There is a copious literature supporting citicoline effect in glaucoma and more in general in neurodegenerative diseases [6, 24,25,26,27,28,29,30,31,32,33,34,35,36,37,38,39]. Such an effect was clearly demonstrated in experimental studies [37, 44,45,46] and in clinical settings as well [24,25,26,27,28,29,30,31,32,33,34,35,36,37,38,39]. Trials on glaucoma patients showed a beneficial role of citicoline in improving electrophysiology [29,30,31,32] and a possible effect on visual field changes [36]. In a recently published clinical trial, citicoline (administered as eyedrops) was found to be associated with a reduction of glaucoma progression in patients with apparently controlled IOP [36]. All these encouraging data led to the assumption that citicoline might have a neuroprotective effect as described above. Clinical data on a number of neurodegenerative diseases like Parkinson’s disease, senile and vascular dementia, and stroke seem to confirm experimental observations [35]. Several studies have investigated the effect of citicoline on vision [6, 29,30,31,32,33,34,35,36]. This action would be probably mediated by the stimulation of the dopaminergic system in the visual pathways: citicoline was found to improve visual acuity, visual evoked responses, and contrast sensitivity in glaucoma [29,30,31,32], amblyopia [47,48,49], and in non-arteritic ischemic optic neuropathy [50, 51].
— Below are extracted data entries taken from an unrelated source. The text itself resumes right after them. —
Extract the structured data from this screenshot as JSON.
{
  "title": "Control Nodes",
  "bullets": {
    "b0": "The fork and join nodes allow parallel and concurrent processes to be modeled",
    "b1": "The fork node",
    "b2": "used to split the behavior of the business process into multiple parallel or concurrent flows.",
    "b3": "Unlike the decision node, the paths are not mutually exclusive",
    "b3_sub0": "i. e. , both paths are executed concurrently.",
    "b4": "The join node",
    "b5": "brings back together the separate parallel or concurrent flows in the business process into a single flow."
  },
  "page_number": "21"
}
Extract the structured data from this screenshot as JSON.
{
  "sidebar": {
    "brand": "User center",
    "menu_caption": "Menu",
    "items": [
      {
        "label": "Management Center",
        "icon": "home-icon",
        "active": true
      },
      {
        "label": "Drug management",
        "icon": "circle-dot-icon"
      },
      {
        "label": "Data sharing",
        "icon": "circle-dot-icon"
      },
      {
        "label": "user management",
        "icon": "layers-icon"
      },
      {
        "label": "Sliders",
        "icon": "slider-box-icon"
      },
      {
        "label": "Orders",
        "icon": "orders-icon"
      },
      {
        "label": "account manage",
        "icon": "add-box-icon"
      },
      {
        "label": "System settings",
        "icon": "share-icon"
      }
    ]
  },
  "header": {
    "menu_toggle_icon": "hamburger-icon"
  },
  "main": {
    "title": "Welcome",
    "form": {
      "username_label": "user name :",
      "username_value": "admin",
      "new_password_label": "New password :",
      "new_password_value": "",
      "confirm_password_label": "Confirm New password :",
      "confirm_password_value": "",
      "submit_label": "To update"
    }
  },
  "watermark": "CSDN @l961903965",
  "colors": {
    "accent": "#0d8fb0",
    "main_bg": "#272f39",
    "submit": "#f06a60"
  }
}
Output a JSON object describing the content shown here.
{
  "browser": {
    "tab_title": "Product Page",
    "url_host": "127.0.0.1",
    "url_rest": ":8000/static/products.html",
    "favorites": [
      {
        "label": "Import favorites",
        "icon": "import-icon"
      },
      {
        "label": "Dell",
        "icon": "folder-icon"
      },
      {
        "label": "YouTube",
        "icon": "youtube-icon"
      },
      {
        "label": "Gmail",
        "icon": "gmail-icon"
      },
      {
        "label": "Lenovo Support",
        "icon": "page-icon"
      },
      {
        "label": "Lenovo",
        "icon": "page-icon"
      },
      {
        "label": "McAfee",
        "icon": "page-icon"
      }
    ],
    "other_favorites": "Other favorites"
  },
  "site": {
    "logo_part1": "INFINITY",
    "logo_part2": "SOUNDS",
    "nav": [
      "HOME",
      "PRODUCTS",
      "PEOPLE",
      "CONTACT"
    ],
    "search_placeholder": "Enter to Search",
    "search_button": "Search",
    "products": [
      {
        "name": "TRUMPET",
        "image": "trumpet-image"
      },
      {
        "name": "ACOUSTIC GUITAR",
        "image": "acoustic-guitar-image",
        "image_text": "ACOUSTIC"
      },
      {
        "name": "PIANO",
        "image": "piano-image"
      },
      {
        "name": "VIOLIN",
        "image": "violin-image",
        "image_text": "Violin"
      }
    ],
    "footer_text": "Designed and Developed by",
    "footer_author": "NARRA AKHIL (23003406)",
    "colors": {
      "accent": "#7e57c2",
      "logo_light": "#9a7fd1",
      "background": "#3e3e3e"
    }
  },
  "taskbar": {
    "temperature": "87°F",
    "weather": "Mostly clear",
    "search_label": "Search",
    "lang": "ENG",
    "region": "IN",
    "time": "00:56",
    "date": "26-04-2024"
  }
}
The findings of our trial confirm the effect of citicoline as a neuroenhancer as the short duration of the study did not allow to show any significant disease change. Data on visual field confirm that no progression occurred in the 9-month follow-up time. The “good IOP control” (i.e., 13 mmHg on average in both groups) reinforces the likelihood of a lack of progression in these patients. In fact, differently from what could be observed in another trial, this sample was not selected based on glaucoma progression despite IOP control [36]. The effect of citicoline decreased after the switch to placebo. This finding seems to confirm the observations of Parisi et al. who could show an improvement in the electrophysiological function of the retina in glaucoma patients with an effect clearly measurable after 4 months of treatment that, however, regressed to normality after citicoline was stopped. The authors tried to interpret their findings suggesting a neuro-enhancer action of the molecule [32].

Among study limitations, it is worth mentioning the reduced sample size of the study. Of the 220 patients that were planned, only 155 were finally enrolled. The drop-out rate was low (5%), less than predicted, despite the trial period fell completely into “pandemic time.” Average values of composite score in the 2 arms showed that overall quality of life was rather good, similar to the one observed in other clinical trials including patients with moderate glaucoma. It is possible that the reduced statistical power of the study did not allow to find differences in secondary outcomes between citicoline and placebo; and the same comment holds for subscales analyses. Another possible limitation is the lack a of wash-out period between the 2 cross-over phases. We do not think it has had a meaningful impact on our results, as confirmed by the lack of significant differences between the 6-month and 9-month time-points. However, any potential carry-over effect would have acted to dilute the difference between the two arms after the switch, potentially reducing the chances of detecting a significant change from baseline, but this was not the case.

To conclude, this trial supports the effect of citicoline oral solution on improving the vision related quality of life, measured by the VFQ-25, with no positive or negative impact on the general quality of life, measured by the SF-36. The VFQ-25 composite score at baseline was generally high, making harder to show an impact of glaucoma on quality of life in the study population. Future investigations should focus on the recruitment of participants with more advanced bilateral VF damage, in whom a compromised quality of life can be more likely observed.